4. Payment Unless otherwise specifically set out in the Quotation the following provisions in relation to payment shall apply in relation to Internet services: -

(a) Internet services are provided on an ongoing basis with all payments due in advance for each consecutive period of 12 months service.

(b) The Customer may cancel the service may by giving 3 months notice in writing to RA.
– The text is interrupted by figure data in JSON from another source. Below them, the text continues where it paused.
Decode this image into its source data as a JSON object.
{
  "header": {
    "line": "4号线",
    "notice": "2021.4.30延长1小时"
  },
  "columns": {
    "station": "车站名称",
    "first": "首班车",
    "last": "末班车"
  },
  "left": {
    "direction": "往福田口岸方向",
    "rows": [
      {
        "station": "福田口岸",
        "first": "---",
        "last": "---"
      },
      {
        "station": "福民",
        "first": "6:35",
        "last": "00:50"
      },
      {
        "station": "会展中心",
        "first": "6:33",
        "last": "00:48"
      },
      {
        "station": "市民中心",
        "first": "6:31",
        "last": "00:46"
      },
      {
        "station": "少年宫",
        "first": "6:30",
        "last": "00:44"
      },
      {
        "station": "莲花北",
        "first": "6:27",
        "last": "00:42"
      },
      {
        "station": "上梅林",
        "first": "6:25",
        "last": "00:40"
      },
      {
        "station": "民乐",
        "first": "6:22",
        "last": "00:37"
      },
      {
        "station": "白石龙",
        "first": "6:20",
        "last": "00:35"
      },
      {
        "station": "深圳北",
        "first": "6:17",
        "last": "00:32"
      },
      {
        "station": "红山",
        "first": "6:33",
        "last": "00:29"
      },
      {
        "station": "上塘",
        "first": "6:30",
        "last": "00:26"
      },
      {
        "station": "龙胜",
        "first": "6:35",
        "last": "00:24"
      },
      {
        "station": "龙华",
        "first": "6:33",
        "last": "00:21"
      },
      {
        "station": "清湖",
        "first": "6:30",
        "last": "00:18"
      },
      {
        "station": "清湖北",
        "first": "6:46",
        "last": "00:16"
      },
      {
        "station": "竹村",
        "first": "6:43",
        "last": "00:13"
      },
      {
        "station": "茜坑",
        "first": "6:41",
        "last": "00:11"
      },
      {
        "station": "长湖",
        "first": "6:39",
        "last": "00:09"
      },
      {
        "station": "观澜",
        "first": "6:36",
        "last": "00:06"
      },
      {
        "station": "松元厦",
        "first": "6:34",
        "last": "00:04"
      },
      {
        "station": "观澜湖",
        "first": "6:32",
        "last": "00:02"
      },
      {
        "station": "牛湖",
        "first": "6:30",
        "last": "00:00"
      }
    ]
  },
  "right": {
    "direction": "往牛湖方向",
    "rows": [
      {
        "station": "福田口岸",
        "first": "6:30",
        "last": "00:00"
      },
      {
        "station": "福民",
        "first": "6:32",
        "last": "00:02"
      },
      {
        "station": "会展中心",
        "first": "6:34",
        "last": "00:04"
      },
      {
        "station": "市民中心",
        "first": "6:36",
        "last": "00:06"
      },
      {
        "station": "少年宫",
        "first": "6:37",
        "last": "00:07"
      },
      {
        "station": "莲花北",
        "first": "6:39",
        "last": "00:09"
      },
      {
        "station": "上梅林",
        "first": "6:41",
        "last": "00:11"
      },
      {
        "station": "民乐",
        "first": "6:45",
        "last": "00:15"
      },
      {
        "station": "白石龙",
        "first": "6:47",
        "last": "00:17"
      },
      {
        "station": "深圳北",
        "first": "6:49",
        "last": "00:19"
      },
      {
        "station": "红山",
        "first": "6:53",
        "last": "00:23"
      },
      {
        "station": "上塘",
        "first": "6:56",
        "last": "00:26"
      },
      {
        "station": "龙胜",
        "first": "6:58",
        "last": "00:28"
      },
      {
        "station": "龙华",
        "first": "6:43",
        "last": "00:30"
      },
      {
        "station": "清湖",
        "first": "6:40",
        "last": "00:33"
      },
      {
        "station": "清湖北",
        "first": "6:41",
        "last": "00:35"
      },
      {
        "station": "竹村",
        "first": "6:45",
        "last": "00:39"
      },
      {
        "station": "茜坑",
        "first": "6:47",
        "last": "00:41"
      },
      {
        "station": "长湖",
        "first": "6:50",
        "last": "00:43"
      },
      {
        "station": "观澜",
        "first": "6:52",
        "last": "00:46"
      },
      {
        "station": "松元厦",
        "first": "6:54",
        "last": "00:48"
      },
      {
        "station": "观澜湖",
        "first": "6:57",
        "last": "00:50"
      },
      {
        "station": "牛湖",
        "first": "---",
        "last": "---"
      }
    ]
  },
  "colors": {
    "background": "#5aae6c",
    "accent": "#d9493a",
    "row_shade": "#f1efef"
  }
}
(c) The initial period of service will commence on the first day of service following the end of any agreed trial period or the date the customer receives access information where no trial has been requested. If the customer terminates this contract before the end of this initial period, then RA will charge the Customer a sum equal to the charges otherwise due for the remainder of that initial period. After this initial period RA will charge the Customer for the full amount of the payment otherwise due for the full 12 month period of service where the Customer seeks to terminate this Contract but shall fail to give the full period of notice required under this provision. Documentation RA shall provide all documentation in printed format and where appropriate in Microsoft Word 2000 format. Delivery of documentation data files in other formats shall be agreed between RA and the Customer and specifically defined in the Quotation. Miscellaneous If either party ceases to carry on business or makes any arrangement with creditors or if a receiver of its assets is appointed or if (being an individual) an order in bankruptcy is made against it or any partner, or if (being a Company) a winding-up order or resolution is made or passed (save voluntarily for the purposes of solvent amalgamation or reconstruction), then the other party may immediately by giving notice terminate this Contract. Neither party shall be liable to the other party for failure or delay in the performance of any obligation under this Contract (other than any obligation to pay money) caused by any circumstances outside its control, such as, but not limited to, Act of God, fire, flood, war, industrial dispute, governmental actions or regulations, or failure or delay on the part of suppliers or sub-contractors. If any term or provision of this Contract shall in whole or in part be held to any extent to be illegal or unenforceable under any enactment or rule of law that term or provision or part thereof shall to that extent be deemed not to form part of this agreement and the enforceability of the remainder of this agreement shall not be affected. Any waiver of a breach of this Agreement by the Customer or any variation of this Agreement must be in writing.  Any notices given under this Agreement shall be in writing and sent

(a) by first class pre-paid post to the last known address of the party or

(b) by fax to their last known fax number.

The notice shall be deemed served

(a) two working days after posting or

(b) upon receipt of a successful transmission report.

This Agreement shall be governed by and construed in accordance with the laws of England and the parties submit to the exclusive jurisdiction of the English courts.